The RBI has injected over rS 3.6 trillion of durable liquidity into the banking system so far through a combination of OMO purchases, FX swaps, and longer-duration variable rate repo auctions.

The RBI has purchased Rs 1 trillion of government securities so far via OMO auctions.

The central bank also conducted screen-based OMOs, buying Rs 58,875 crore worth of securities during January.

In addition, the central bank also intervened in the government securities market, acquiring Rs 39,000 crore worth of bonds in the secondary market.

Despite this, the banking system has been in a net liquidity deficit for the past ten consecutive weeks. As of Thursday, the liquidity deficit stood at Rs 1.87 trillion, according to the latest RBI data.

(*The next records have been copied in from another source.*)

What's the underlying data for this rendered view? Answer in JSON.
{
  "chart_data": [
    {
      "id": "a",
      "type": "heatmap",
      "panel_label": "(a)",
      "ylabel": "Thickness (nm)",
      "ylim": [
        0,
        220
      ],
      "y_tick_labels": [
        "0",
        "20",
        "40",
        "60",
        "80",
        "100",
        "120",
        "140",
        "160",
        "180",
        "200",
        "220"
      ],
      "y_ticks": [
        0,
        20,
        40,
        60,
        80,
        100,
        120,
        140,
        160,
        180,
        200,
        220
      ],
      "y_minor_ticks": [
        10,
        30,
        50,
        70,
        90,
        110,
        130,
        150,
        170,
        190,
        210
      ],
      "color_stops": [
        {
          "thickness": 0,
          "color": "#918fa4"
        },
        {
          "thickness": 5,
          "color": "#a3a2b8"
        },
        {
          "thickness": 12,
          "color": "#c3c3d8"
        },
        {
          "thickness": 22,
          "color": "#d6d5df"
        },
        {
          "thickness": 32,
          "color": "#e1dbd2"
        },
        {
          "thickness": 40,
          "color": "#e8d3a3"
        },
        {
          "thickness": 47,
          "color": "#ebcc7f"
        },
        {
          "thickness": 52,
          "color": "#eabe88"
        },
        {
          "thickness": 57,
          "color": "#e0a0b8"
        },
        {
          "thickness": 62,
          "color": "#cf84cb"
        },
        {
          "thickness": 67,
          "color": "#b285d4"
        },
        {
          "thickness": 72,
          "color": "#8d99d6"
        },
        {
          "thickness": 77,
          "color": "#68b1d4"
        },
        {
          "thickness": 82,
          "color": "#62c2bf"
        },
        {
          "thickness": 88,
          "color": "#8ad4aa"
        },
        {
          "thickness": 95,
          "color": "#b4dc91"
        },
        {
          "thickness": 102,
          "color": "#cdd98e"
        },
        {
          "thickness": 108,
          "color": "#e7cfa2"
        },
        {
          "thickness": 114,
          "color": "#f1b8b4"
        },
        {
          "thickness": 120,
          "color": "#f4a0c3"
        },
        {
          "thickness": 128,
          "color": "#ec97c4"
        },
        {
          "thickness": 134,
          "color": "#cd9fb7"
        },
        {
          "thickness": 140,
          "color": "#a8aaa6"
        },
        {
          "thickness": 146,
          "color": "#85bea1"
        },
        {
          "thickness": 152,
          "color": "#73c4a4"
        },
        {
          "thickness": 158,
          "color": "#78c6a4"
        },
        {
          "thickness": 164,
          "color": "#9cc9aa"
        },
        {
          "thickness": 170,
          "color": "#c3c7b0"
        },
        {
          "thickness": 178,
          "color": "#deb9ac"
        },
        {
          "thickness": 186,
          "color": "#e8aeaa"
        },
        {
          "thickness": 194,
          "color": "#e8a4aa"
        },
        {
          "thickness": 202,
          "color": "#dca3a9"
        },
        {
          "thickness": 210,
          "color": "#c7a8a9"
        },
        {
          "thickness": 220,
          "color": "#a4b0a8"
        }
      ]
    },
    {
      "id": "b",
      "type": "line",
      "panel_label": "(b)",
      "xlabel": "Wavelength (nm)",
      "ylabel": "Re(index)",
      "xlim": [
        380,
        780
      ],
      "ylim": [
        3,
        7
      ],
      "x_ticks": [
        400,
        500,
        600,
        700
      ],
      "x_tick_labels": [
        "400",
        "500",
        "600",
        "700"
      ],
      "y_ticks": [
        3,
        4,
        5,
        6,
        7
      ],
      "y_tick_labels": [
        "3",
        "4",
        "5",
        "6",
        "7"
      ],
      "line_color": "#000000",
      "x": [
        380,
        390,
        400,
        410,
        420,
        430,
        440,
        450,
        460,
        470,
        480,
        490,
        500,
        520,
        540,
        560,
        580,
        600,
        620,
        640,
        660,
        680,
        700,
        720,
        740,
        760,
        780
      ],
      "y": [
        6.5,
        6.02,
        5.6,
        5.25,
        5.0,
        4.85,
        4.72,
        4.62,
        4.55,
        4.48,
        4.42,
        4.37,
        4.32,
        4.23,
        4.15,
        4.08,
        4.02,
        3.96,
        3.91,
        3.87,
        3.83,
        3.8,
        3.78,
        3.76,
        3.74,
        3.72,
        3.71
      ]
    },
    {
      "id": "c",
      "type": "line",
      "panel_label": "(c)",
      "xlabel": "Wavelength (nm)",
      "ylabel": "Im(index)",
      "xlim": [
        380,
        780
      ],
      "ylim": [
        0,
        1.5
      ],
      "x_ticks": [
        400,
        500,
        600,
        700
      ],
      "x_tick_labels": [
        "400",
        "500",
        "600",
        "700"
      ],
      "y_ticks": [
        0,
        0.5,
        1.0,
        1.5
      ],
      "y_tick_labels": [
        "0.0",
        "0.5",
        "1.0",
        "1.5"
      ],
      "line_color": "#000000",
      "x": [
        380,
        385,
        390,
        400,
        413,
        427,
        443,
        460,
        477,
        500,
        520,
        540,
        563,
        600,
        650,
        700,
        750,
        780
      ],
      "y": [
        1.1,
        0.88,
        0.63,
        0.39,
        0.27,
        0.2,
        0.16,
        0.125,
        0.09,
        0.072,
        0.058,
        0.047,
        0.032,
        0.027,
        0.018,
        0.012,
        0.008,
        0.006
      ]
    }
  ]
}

This liquidity shortfall has primarily stemmed from the RBI’s aggressive interventions in the foreign exchange market, said market participants.

India’s foreign exchange reserves dropped by $2.5 billion to $635 billion during the week ending February 14, largely due to a decline in foreign currency assets, which fell by $4.5 billion during the period.

Foreign exchanges are down by almost $70 billion from the peak of $705 billion reached at the end of September.

On Friday, the rupee weakened against the dollar due to dollar demand among importers, and foreign investors withdrew from domestic markets, according to market dealers. The rupee depreciated by 5 paisa against the dollar, closing at 86.71 per dollar, compared to 86.66 on Thursday.

The local currency appreciated up to 86.48 per dollar during the day tracking its Asian peers.

Meanwhile, the dollar index was steady at 106.6 on Friday. The index measures the strength of the US dollar against a basket of six major currencies.

“The equities were down and month end dollar demand was there. We opened with a gap, but again settled near yesterdays closing,” said a dealer at a State-owned bank.